We should be candid, and state that, notwithstanding this reasoning on the part of the chancellor, his conclusion of this
In the case at bar, if the legatee Clarke was not apprised of the illegal purpose of the testator, would it not be a fraud upon such testator if this legatee claimed this property as his own absolutely! Being a voluntary stranger, no consideration moved the testator to bestow this gift upon him. It is impossible for Clarke, under the facts developed at this trial, to rest under any other conviction than that Briggs, the testator, coupled with the gift an obligation to use it for the benefit of his illegitimate children, for whom he had already in his will provided to the limit allowed by law. If he should disregard this palpable intention of his benefactor, he would be lost to all shame.
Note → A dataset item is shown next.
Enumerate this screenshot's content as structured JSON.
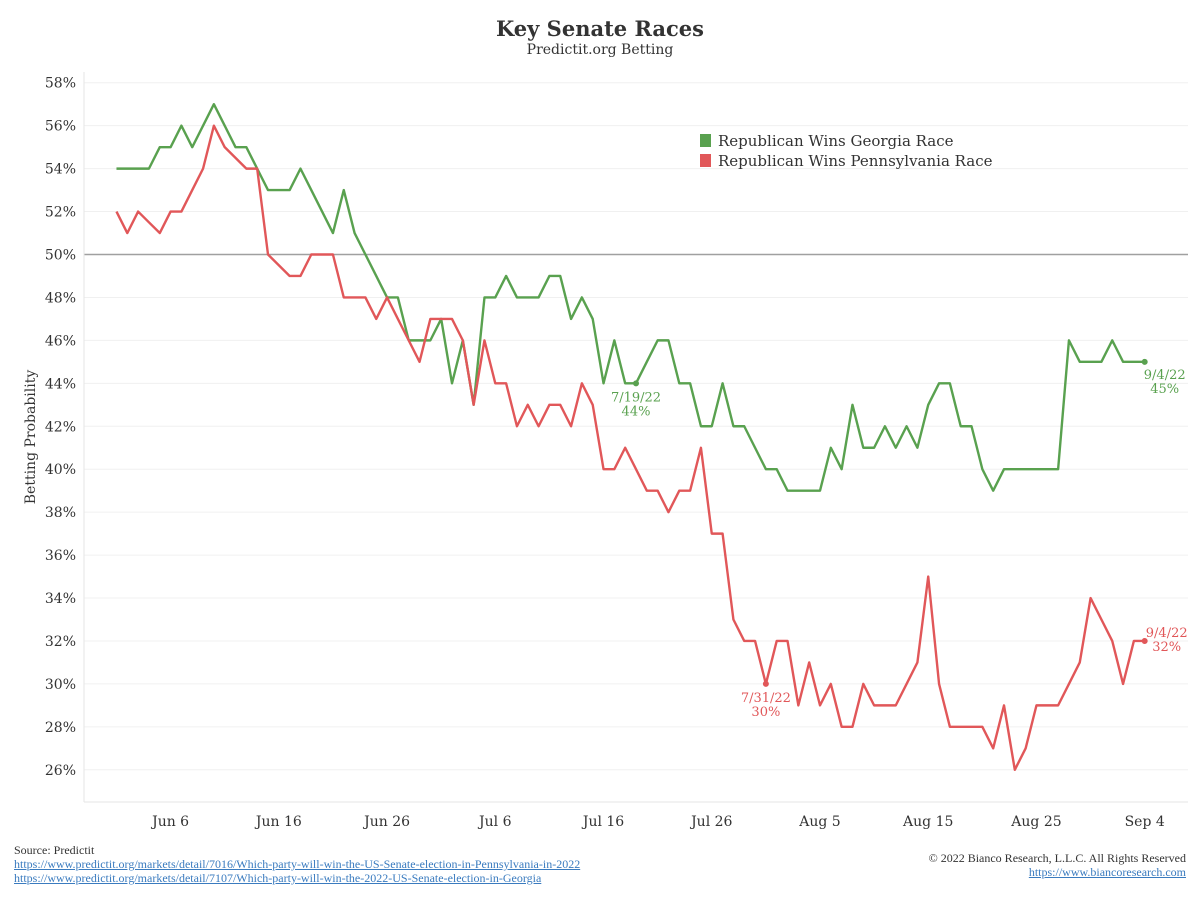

If he should regard it and execute it, he thus contravenes the positive laws of his country forbidding such a course. Under our view of the law, he shall not be required to elect either course. We feel it our duty to adjudge, it having been established in this case that Briggs, the testator, intended the gift to Clarke to be for his illegitimate children, that all the estate that was given to James L. Clarke under the will of Briggs shall be paid to the widow and two children of the testator by the executor, J. F. Wallace. Having reached the foregoing conclusion, it is unnecessary for us to discuss any other propositions of law or fact herein .involved.
It is the judgment of this court, that the judgment of the Circuit Court be reversed and that the action be remanded to the Circuit Court, with directions to enforce by suitable proceedings the conclusions herein announced.
Dissenting Opinion
I dissent, and am willing to rest my conclusion upon the reasoning employed by the Circuit Judge.